Personification is a form of figurative language where the writer attributes human characteristics to something that’s not human. It’s easiest for humans to relate to things that are human or have human traits. By using human characteristics to describe an object, animal, place, or occurrence in your writing, you can help the reader better relate to your writing.
Let’s do two quick exercises to practice identifying personification in writing. First, let’s look at a poem by Emily Dickinson, who is famous even today for her personification of nature. She writes:
Have you got a brook in your little heart,
Where bashful flowers blow,
And blushing birds go down to drink,
And shadows tremble so?
Emily Dickinson is writing about a person’s heart—the hidden thoughts and shy desires that not everyone is keen to share. She does this by comparing the heart to a landscape and using three examples of personification: bashful flowers, blushing birds, and trembling shadows. We know that flowers don’t have emotions, and therefore are incapable of being bashful, but this imagery helps us imagine the drooping flowers and feel some kinship with them. The same goes for the blushing birds and trembling shadows.
Personification is common in literature, but let’s look at it in these famous lines from advertising to make sure we can quickly recognize it in our everyday life.
How about the Oreo cookie slogan?
Oreo: Milk’s favorite cookie.
Or perhaps the slogan for Kleenex facial tissues:
Kleenex says bless you.
Does milk have a mind or personality? Is it possible for milk to literally have a favorite? Not at all, but personification helps the customer feel closer to the product, just as we know Kleenex doesn’t possess the mind or ability to literally bless someone, but we can still feel comforted by this inanimate object because of the advertiser’s clever use of personification.
So when should you use personification in your own writing? It’s the most appropriate in descriptive or narrative writing. As you saw in the earlier example, personification is often employed in poetry, as well as creative fiction. It’s rare to use personification in an essay or report, although a well-crafted example could help grab the reader’s attention.
It’s important to remember that personification isn’t just a way to be creative in your writing. It can add humor, point out truth, and invite the reader to a deeper emotion. When John Milton wrote,
Earth felt the wound
And Nature from her seat
Sighing, through all her works,
Gave signs of woe
He was not just describing Earth in a creative way—he was inviting you as a reader to think about the planet as a living thing, to understand what he was describing as the fall of man in the context of human physical suffering. It gives a reader pause.

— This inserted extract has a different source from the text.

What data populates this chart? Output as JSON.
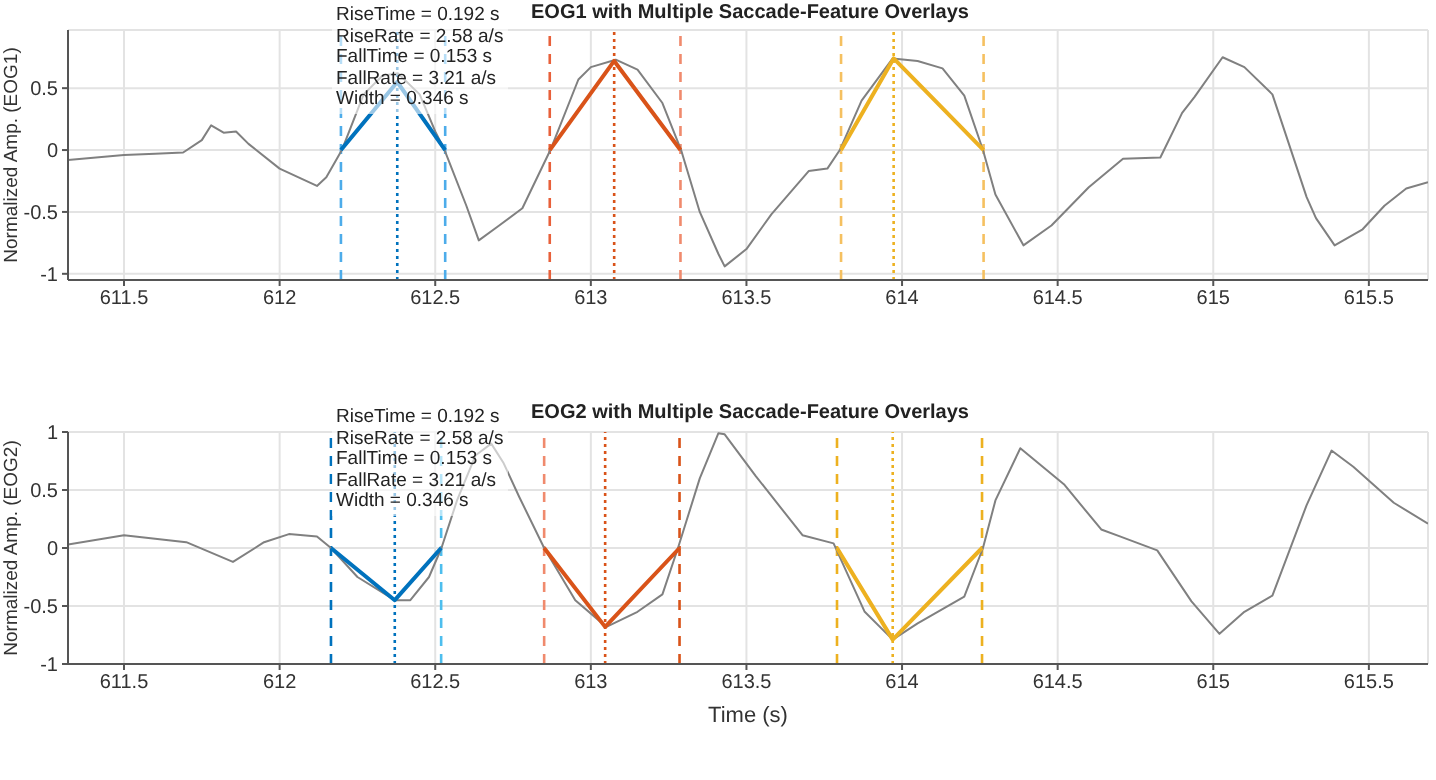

One last thing before we go: sometimes personification is mixed up with another long word in literary analysis: anthropomorphism. Anthropomorphism is an extreme kind of personification in which animals or objects are described as if they were really people talking, walking upright, and thinking critically. This is stronger than simple personification, which could describe something with human terms without implying it had a consciousness.
For example, if you read, “The wolf accused the moon with his lonely howl,” you might feel sympathy for the wolf but you would hardly jump to the assumption that the wolf had human thoughts. Anthropomorphism, on the other hand, is something like Winnie the Pooh, or the GEICO gecko. Here we see non-human animals and objects that literally walk and talk like humans. It’s stronger than personification and is less subtle.
I hope you found this video helpful!